Maybe it’s not that yogis need to change what they think about eating meat, but rather rethink what they think is food. We have transformed animals into commodities and main courses and forgotten they are sentient breathing flesh and blood beings much like us. Many yogis eat animals with compassion and awareness of what they are doing. “On the rare occasion when I do indulge in animal food, I do so with great respect and meditation on the sacrifice of the animal,” said Jerry Anathan of Yoga East in Provincetown, Massachusetts.
It is laudable to be grateful and compassionate for the sacrifice of the cow when sitting down to a steak dinner, but does it speak to the spirit of non-violence?
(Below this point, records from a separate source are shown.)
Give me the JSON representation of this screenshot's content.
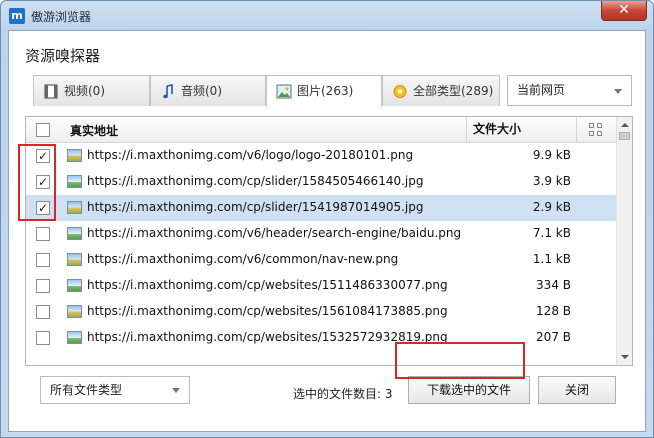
{
  "window": {
    "title": "傲游浏览器",
    "close_glyph": "✕"
  },
  "dialog": {
    "title": "资源嗅探器"
  },
  "tabs": [
    {
      "label": "视频(0)",
      "icon": "film-icon"
    },
    {
      "label": "音频(0)",
      "icon": "music-note-icon"
    },
    {
      "label": "图片(263)",
      "icon": "image-icon",
      "active": true
    },
    {
      "label": "全部类型(289)",
      "icon": "star-icon"
    }
  ],
  "scope_select": {
    "value": "当前网页"
  },
  "list": {
    "header": {
      "url": "真实地址",
      "size": "文件大小"
    },
    "rows": [
      {
        "url": "https://i.maxthonimg.com/v6/logo/logo-20180101.png",
        "size": "9.9 kB",
        "checked": true,
        "selected": false
      },
      {
        "url": "https://i.maxthonimg.com/cp/slider/1584505466140.jpg",
        "size": "3.9 kB",
        "checked": true,
        "selected": false
      },
      {
        "url": "https://i.maxthonimg.com/cp/slider/1541987014905.jpg",
        "size": "2.9 kB",
        "checked": true,
        "selected": true
      },
      {
        "url": "https://i.maxthonimg.com/v6/header/search-engine/baidu.png",
        "size": "7.1 kB",
        "checked": false,
        "selected": false
      },
      {
        "url": "https://i.maxthonimg.com/v6/common/nav-new.png",
        "size": "1.1 kB",
        "checked": false,
        "selected": false
      },
      {
        "url": "https://i.maxthonimg.com/cp/websites/1511486330077.png",
        "size": "334 B",
        "checked": false,
        "selected": false
      },
      {
        "url": "https://i.maxthonimg.com/cp/websites/1561084173885.png",
        "size": "128 B",
        "checked": false,
        "selected": false
      },
      {
        "url": "https://i.maxthonimg.com/cp/websites/1532572932819.png",
        "size": "207 B",
        "checked": false,
        "selected": false
      }
    ]
  },
  "footer": {
    "type_select": "所有文件类型",
    "selected_count_label": "选中的文件数目: 3",
    "download_button": "下载选中的文件",
    "close_button": "关闭"
  },
  "colors": {
    "selection": "#cfe1f3",
    "highlight_box": "#d22a2a",
    "close_button": "#c7483a"
  }
}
Even though we have eaten meat for a hundred millenniums, perhaps it is time to lose our memory of eating animals and make a new paradigm for ourselves. We don’t live or think like wolves or cavemen and women anymore. Why should we eat like them?
“The food we eat is a profound way in which we connect with the world. Even if you never unroll a mat, you will lift a fork,” said Melissa Van Orman of Tranquil Space Yoga in Washington, D. C.
Eating animals is an instinct. Not eating them is a decision we make or don’t make every time we sit down at the dining room table, just like every other decision we make, from practicing non-violence among ourselves to being nice to our dogs.
“From what I have observed many of the yogis I have met are meat eaters,” said Danny Arguetty.
But, yogis don’t eat their pets. It is a dodgy distinction.
More than thirty-five million cows, a hundred and fifteen million pigs, and some nine billion birds are killed annually in the United States to be made into fodder for our butcher shops and supermarkets. It is an astonishing amount of life and death violence in light of going vegetarian, which never killed anyone at the dinner table.
We all have to eat, but maybe we shouldn’t take part in the killing and eating of animals anymore than absolutely necessary, if only in the interest of restraining ourselves from causing unnecessary harm in this life and to all lives, both ours and the lives of others.